Rineke Dijkstra (*1959)
4 - Coney Island, N.Y., USA, June 10, 1993, 1993
Photographie (couleur),
Kunstmuseum Bern

Dès les années 1980, Rineke Dijkstra (*1959, Sittard, Pays-Bas) s’intéresse au portrait d’individus. À l’époque, elle étudie à l’académie Gerrit Rietveld, une école d’art à Amsterdam, après avoir suivi un premier cours au Amsterdams Centrum voor Fotografie, alors dénommé De Moor. Au début, elle réalise des photographies de commande d’acteur·trices, d’écrivain·es, de musicien·nes, d’artistes et de scientifiques pour des quotidiens et des magazines. En 1990, après un accident de vélo et de nombreuses séances de rééducation, son travail prend un tournant : elle veut désormais poser son regard sur le véritable individu derrière les apparences, au-delà de la pose. Elle entreprend ainsi une « première tentative de portrait 'naturel' et réaliste ». Après un entraînement de natation éprouvant, elle réalise un autoportrait en maillot et bonnet de bain témoignant de son épuisement et ainsi libéré de toute posture corporelle ou expression faciale artificielle. Cette photographie prise dans une piscine annonce un nouveau départ en 1991 et inaugure une série de portraits en plein air qui voient le jour les années suivantes jusqu’en 2002. Dijkstra y photographie des adolescent·es sur différentes plages des États-Unis, de Grande-Bretagne, Belgique, Pologne, Croatie et Ukraine.

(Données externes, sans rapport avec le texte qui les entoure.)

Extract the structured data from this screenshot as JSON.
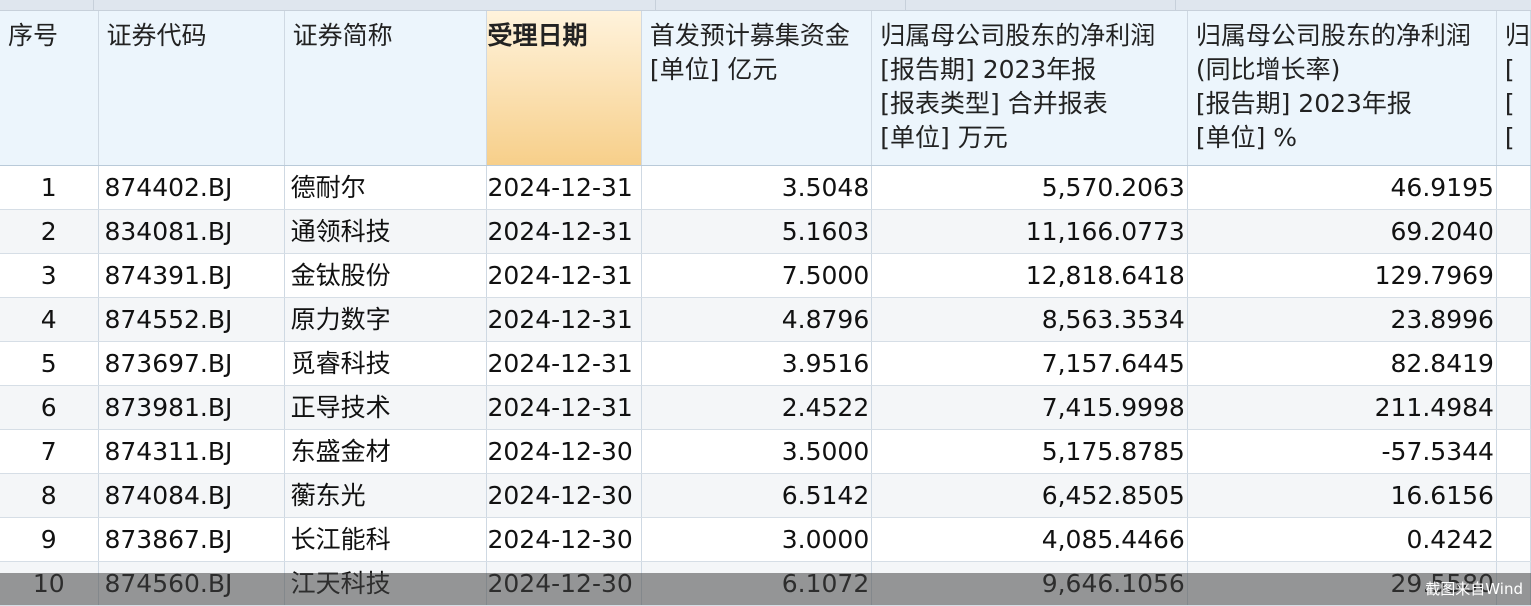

Ces jeunes sont représentés debout, de face, en maillot de bain, dos à la mer et au ciel. Toute l’attention est dirigée sur l’individu photographié, rien ne doit distraire le regard de sa présence. Défini par une faible profondeur de champ, l’arrière-plan apparaît sous la forme d’un bruissement coloré. La plage, la mer et le ciel deviennent des surfaces uniformes et interchangeables qui encadrent le sujet. Positionnés au centre l’image, légèrement photographiés de dessous, les adolescent·es semblent monumentaux. Un horizon bas, souvent placé sous la hauteur des hanches, renforce en outre l’intensité de leur présence. Le plan rapproché dévoile les moindres détails : des ongles de pied vernis, un ventre rentré, des égratignures, des lèvres bleues ou des grains de beauté. « J’ai remarqué qu’on peut s’approcher très près de quelqu’un avec l’appareil photo, si bien que certaines choses qu’on ne percevrait pas dans la réalité deviennent visibles. » L’observateur ou l’observatrice n’a d’autre choix que d’étudier minutieusement la personne représentée. [...]
Source : Kunstmuseum Bern. Meisterwerke, Hg. Matthias Frehner / Valentina Locatelli, München: Hirmer Verlag, 2016, Kat. Nr. 166, S. 380 (Auteur : Theresa Dann)
Ce travail est une des quatre photographies de Rineke Dijkstra qui se trouvent dans la collection du Kunstmuseum Bern.